= Eucharistic credo =

The Eucharistic Credo (credo, comes from the Latin word meaning "I believe") is a profession of faith in the Real Presence of Jesus in the sacramental Eucharistic elements written in 1078 by Pope Gregory VII (Latin: Gregorius VII; c. 1015 – 25 May 1085).

Until the eleventh century, there is no record of a Christian theologian challenging the belief in the Real Presence, that is, the physical, personal reality of Jesus in the Eucharistic elements (the bread and wine believed to become the body and blood of Jesus).

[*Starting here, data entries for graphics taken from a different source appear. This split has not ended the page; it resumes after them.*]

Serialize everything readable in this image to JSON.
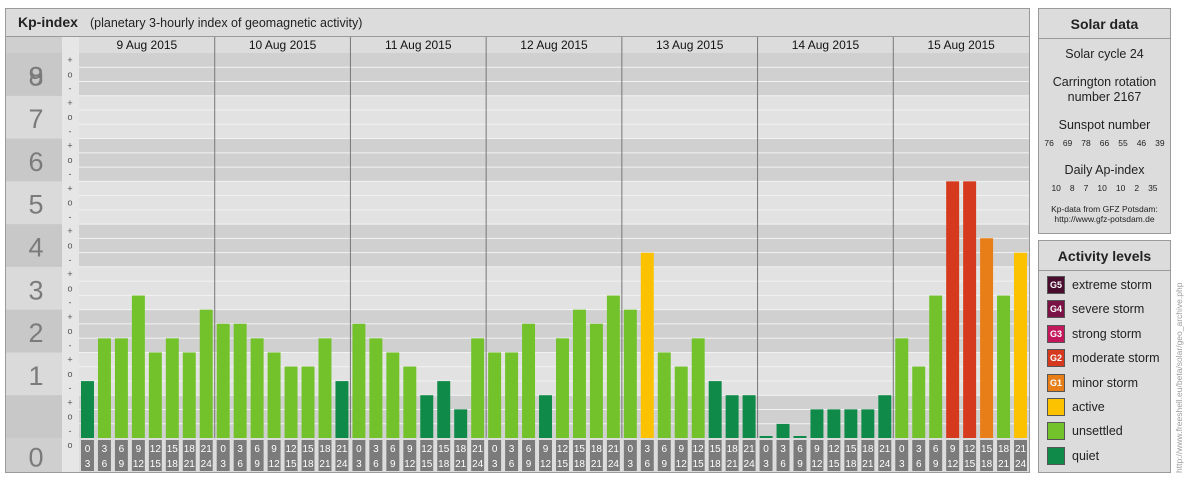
{
  "header": {
    "title": "Kp-index",
    "subtitle": "(planetary 3-hourly index of geomagnetic activity)"
  },
  "solar": {
    "title": "Solar data",
    "cycle_text": "Solar cycle 24",
    "carrington_line1": "Carrington rotation",
    "carrington_line2": "number 2167",
    "sunspot_title": "Sunspot number",
    "sunspot_values": [
      "76",
      "69",
      "78",
      "66",
      "55",
      "46",
      "39"
    ],
    "ap_title": "Daily Ap-index",
    "ap_values": [
      "10",
      "8",
      "7",
      "10",
      "10",
      "2",
      "35"
    ],
    "source_line1": "Kp-data from GFZ Potsdam:",
    "source_line2": "http://www.gfz-potsdam.de"
  },
  "activity": {
    "title": "Activity levels",
    "levels": [
      {
        "badge": "G5",
        "label": "extreme storm",
        "color": "#4a0d2d"
      },
      {
        "badge": "G4",
        "label": "severe storm",
        "color": "#7a1245"
      },
      {
        "badge": "G3",
        "label": "strong storm",
        "color": "#c2185b"
      },
      {
        "badge": "G2",
        "label": "moderate storm",
        "color": "#d63a1e"
      },
      {
        "badge": "G1",
        "label": "minor storm",
        "color": "#e87e17"
      },
      {
        "badge": "",
        "label": "active",
        "color": "#fcc200"
      },
      {
        "badge": "",
        "label": "unsettled",
        "color": "#73c22b"
      },
      {
        "badge": "",
        "label": "quiet",
        "color": "#0f8a48"
      }
    ]
  },
  "credit": "http://www.freeshell.eu/beta/solar/geo_archive.php",
  "chart_data": {
    "type": "bar",
    "ylim": [
      0,
      9
    ],
    "y_major_ticks": [
      "0",
      "1",
      "2",
      "3",
      "4",
      "5",
      "6",
      "7",
      "8",
      "9"
    ],
    "y_minor_labels": [
      "+",
      "o",
      "-"
    ],
    "days": [
      "9 Aug 2015",
      "10 Aug 2015",
      "11 Aug 2015",
      "12 Aug 2015",
      "13 Aug 2015",
      "14 Aug 2015",
      "15 Aug 2015"
    ],
    "interval_start_hours": [
      "0",
      "3",
      "6",
      "9",
      "12",
      "15",
      "18",
      "21"
    ],
    "interval_end_hours": [
      "3",
      "6",
      "9",
      "12",
      "15",
      "18",
      "21",
      "24"
    ],
    "values": [
      1.33,
      2.33,
      2.33,
      3.33,
      2.0,
      2.33,
      2.0,
      3.0,
      2.67,
      2.67,
      2.33,
      2.0,
      1.67,
      1.67,
      2.33,
      1.33,
      2.67,
      2.33,
      2.0,
      1.67,
      1.0,
      1.33,
      0.67,
      2.33,
      2.0,
      2.0,
      2.67,
      1.0,
      2.33,
      3.0,
      2.67,
      3.33,
      3.0,
      4.33,
      2.0,
      1.67,
      2.33,
      1.33,
      1.0,
      1.0,
      0.0,
      0.33,
      0.0,
      0.67,
      0.67,
      0.67,
      0.67,
      1.0,
      2.33,
      1.67,
      3.33,
      6.0,
      6.0,
      4.67,
      3.33,
      4.33
    ],
    "colors": {
      "quiet": "#0f8a48",
      "unsettled": "#73c22b",
      "active": "#fcc200",
      "minor_storm": "#e87e17",
      "moderate_storm": "#d63a1e"
    }
  }
}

The first known challenge comes from Berengarius of Tours. Drawing upon the writings of Ratramnus of the ninth century who considered Jesus spiritually present in the Eucharist, Berengarius denied that the historical Jesus, born of the Virgin Mary was present in the Eucharistic elements. His teaching on the subject became known throughout Europe by around 1047. His position was condemned subsequently by several regional councils including Rome (1050), Verecelli (1050) where for reasons unclear he was imprisoned briefly by the King, Tours (1055), Rome (1059), Poitiers (1075), and St. Maixeut (1076).

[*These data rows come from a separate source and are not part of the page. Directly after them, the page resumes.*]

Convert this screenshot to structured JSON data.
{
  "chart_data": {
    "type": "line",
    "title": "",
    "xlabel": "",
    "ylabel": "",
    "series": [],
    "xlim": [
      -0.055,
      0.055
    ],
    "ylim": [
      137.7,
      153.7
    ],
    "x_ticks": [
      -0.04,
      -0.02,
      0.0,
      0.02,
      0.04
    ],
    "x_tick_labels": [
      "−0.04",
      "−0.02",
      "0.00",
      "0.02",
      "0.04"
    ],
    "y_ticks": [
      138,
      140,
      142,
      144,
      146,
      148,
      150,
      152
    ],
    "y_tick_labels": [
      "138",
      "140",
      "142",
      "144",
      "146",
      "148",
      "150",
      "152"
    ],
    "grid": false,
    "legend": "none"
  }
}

While Berengarius had signed several vague retractions, it was when summoned to the Council in Rome by Pope Gregory VII in 1078 that he was given the historically famous credo to affirm publicly. As a result, Berengarius was condemned by the council with the Pope's consent. This credo has been considered by theologians through the centuries as the first succinct doctrinal definition by the Church on the Eucharist. It is credited with crystallizing the ancient teachings of the Church on the Eucharist and ushering in the "Eucharistic Renaissance" of the High Middle Ages typified by a flourishing of various Eucharistic devotions.

==Text of the Credo==

The text of Gregory VII's Credo was quoted in it entirety in Pope Paul VI's encyclical letter, Mysterium fidei, published on September 3, 1965.

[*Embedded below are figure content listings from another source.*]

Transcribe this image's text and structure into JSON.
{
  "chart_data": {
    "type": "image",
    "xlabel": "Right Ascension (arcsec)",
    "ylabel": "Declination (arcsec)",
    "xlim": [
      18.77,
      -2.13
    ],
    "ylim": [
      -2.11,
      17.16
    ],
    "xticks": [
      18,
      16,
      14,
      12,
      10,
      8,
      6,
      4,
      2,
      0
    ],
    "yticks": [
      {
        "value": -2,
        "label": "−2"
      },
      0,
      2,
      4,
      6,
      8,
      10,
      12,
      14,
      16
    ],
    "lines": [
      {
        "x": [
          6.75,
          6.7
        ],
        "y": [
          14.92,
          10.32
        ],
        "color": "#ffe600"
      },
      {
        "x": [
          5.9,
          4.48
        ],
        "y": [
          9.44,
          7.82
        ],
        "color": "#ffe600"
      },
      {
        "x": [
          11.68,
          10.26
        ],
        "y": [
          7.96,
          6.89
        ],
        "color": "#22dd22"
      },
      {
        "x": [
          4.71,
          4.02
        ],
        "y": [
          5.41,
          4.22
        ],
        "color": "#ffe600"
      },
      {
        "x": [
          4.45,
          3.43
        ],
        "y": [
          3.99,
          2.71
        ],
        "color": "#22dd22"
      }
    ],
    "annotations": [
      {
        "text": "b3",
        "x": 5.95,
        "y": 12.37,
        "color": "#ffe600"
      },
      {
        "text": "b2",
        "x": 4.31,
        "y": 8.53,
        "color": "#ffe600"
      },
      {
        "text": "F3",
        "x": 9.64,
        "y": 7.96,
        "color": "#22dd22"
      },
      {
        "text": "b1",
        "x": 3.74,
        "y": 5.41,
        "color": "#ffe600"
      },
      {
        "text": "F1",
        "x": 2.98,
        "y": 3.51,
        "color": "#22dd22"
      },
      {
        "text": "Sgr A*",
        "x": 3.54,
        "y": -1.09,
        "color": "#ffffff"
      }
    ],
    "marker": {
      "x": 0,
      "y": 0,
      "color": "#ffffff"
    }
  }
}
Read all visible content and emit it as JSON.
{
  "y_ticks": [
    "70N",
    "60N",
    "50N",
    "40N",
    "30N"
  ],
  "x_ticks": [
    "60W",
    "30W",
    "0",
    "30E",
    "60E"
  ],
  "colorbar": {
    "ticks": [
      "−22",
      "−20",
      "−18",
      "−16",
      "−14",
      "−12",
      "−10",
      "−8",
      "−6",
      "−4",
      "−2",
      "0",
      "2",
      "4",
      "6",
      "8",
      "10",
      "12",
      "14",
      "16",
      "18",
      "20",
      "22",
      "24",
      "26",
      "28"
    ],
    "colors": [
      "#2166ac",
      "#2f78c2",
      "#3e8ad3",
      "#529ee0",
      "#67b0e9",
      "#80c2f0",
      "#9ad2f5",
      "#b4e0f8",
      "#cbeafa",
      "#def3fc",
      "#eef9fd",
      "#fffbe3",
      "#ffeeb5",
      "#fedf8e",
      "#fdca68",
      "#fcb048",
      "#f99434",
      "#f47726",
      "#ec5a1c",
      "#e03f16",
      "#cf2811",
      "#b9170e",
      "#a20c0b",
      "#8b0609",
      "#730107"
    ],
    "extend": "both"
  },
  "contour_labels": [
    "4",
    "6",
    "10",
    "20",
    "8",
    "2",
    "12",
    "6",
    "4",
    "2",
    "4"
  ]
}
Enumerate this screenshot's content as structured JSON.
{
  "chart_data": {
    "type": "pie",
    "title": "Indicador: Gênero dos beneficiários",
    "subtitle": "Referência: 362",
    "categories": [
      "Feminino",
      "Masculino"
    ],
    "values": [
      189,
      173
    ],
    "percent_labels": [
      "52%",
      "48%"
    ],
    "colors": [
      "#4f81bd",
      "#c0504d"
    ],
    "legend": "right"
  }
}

"I believe in my heart and openly profess that the bread and wine placed upon the altar are, by the mystery of the sacred prayer and the words of the Redeemer, substantially changed into the true and life-giving flesh and blood of Jesus Christ our Lord, and that after the consecration, there is present the true body of Christ which was born of the Virgin and offered up for the salvation of the world, hung on the cross and now sits at the right hand of the Father, and that there is present the true blood of Christ which flowed from his side. They are present not only by means of a sign and of the efficacy of the Sacrament, but also in the very reality and truth of their nature and substance".